I can feel my body already getting heavier as sleep starts to cover me like a blanket. It's why I ask. I don't want to fall asleep if time is short. His heartbeat against my ear hasn't sped up or faltered once since I started listening to it like a lullaby. I think it's the calmest it's ever been, but I can't say for sure. It has slowed though, just as my own has. He'll fall asleep too eventually.
"Not today," he states quietly.
I set a hand on his chest and push against it to sit up and search his eyes for the darkness that overtakes him. "But-"
He shakes his head, stopping me. "He's had his fun and I'm tired of it."
"You can't-"
"Stop worrying, Clarrie - please," he begs when I go to argue once more. Tired as I am myself, I could easily force sleep away to continue to argue against his clearly set mind. I want to argue about it, but I know what it's costing him to be here and I know where it'll likely land him.

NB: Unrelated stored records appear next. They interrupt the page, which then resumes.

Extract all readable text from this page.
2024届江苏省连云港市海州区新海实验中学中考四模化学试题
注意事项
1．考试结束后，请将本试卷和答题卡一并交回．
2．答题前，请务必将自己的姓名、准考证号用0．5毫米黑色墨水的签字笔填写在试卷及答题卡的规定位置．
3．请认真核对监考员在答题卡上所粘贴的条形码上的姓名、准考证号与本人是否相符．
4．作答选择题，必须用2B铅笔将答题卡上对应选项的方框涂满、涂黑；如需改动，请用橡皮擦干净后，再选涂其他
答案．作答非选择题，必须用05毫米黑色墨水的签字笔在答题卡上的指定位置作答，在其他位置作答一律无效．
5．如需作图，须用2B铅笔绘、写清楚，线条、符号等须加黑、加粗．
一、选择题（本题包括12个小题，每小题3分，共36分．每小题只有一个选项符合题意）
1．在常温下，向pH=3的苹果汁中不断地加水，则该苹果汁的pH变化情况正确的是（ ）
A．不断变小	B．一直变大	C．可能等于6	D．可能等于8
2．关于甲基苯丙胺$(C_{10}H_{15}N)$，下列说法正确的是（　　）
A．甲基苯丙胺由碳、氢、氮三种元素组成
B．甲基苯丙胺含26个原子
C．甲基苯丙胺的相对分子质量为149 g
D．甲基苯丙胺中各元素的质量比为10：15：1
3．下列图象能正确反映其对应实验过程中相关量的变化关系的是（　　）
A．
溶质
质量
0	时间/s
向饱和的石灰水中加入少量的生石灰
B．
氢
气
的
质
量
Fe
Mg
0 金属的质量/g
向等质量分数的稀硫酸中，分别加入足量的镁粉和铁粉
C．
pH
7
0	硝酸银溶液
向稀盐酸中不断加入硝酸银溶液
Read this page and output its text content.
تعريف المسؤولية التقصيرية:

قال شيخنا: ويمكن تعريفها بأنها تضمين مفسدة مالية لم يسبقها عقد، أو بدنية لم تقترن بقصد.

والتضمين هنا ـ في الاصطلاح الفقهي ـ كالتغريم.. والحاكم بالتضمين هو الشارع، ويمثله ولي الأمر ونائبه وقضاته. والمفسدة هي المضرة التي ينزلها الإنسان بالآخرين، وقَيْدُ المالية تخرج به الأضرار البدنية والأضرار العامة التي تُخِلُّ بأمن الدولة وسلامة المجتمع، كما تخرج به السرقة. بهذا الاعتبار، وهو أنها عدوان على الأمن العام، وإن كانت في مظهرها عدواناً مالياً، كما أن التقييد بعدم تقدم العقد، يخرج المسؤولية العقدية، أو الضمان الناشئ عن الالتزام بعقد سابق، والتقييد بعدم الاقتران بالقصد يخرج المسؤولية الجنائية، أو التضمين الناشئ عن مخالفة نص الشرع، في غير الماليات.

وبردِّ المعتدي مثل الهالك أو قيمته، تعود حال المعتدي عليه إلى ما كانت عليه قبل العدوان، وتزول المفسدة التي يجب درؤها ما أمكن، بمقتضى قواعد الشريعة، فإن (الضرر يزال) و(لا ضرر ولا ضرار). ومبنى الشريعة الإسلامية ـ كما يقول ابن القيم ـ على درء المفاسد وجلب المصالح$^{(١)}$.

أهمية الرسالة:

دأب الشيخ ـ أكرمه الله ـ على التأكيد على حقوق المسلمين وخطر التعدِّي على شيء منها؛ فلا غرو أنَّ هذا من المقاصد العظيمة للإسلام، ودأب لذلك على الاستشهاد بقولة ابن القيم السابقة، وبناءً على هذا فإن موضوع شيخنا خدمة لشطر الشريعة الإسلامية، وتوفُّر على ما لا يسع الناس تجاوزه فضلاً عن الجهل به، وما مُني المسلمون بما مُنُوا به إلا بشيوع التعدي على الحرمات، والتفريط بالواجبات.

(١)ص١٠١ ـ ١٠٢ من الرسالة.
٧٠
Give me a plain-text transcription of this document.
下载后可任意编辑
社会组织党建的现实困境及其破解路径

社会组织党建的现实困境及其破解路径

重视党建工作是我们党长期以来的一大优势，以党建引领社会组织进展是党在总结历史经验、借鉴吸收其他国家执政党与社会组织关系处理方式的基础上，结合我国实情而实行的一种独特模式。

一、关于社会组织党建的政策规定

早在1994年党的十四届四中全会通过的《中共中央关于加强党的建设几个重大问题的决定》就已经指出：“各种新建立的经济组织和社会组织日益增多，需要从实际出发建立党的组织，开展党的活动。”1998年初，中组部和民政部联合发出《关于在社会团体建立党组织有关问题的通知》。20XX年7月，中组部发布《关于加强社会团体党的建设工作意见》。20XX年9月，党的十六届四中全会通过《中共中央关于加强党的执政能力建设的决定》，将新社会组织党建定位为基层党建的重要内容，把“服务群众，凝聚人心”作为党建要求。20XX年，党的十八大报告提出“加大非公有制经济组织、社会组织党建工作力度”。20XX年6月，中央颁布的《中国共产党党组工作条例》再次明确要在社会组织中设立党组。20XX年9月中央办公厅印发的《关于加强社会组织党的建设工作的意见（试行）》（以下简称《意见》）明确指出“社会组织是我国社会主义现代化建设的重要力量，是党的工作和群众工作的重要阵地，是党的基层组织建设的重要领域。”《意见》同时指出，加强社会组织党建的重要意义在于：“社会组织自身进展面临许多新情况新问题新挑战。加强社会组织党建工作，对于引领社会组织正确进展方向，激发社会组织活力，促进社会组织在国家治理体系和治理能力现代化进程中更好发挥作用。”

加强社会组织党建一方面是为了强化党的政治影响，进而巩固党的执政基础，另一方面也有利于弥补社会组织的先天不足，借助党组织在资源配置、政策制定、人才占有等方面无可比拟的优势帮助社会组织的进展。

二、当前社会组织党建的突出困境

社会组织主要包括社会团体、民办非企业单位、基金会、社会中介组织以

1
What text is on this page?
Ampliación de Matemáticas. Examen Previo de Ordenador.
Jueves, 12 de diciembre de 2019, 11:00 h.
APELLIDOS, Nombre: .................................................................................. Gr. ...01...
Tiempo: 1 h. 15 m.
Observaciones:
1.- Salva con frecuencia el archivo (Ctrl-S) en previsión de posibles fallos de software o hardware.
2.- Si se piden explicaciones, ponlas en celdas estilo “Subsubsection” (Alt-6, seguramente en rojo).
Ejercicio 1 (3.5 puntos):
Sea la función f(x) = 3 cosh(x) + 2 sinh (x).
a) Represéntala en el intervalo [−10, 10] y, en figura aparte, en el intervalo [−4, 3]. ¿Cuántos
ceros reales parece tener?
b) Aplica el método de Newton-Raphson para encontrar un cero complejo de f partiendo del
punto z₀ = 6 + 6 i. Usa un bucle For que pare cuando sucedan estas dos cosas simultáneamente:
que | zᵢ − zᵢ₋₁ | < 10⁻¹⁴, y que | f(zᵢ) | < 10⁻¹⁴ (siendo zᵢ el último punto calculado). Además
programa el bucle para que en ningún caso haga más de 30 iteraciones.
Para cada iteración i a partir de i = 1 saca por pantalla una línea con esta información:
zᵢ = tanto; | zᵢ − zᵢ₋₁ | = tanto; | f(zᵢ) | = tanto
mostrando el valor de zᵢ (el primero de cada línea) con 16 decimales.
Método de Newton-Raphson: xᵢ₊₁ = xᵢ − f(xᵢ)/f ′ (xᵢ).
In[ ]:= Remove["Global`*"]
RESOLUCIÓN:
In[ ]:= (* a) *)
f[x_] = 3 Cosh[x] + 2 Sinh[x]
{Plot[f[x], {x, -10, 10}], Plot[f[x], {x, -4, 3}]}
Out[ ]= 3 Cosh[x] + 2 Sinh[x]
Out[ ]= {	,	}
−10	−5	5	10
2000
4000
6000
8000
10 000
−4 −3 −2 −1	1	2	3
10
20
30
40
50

He gives me a pleading look. It's a disheartening look, but I have desperations of my own, including wanting to have at least one good memory when all the other ones have disappeared and left me with nothing but the bad. My own selfish desires win in the end just as my stomach muscles start to give out from holding me upright. I situate back into his side and chew on the inside of my lip while listening to his heart once more and watching his chest rise and fall. I wonder what it feels like - to always be fighting even when your body is asleep. I begin to come up with different answers that keep my eyes open and curious. A thing that doesn't go unnoticed by him.
His arms wrap tighter around me, pulling me closer to his warmth that feels good against the briskness of the room that always clings to my thinly and barely clothed body.
"Go to sleep, Clarrie. No monsters will haunt you tonight."
Hoping that the Gods will take pity on both of us, I close my eyes and fall asleep to the sound of his heart doing the same.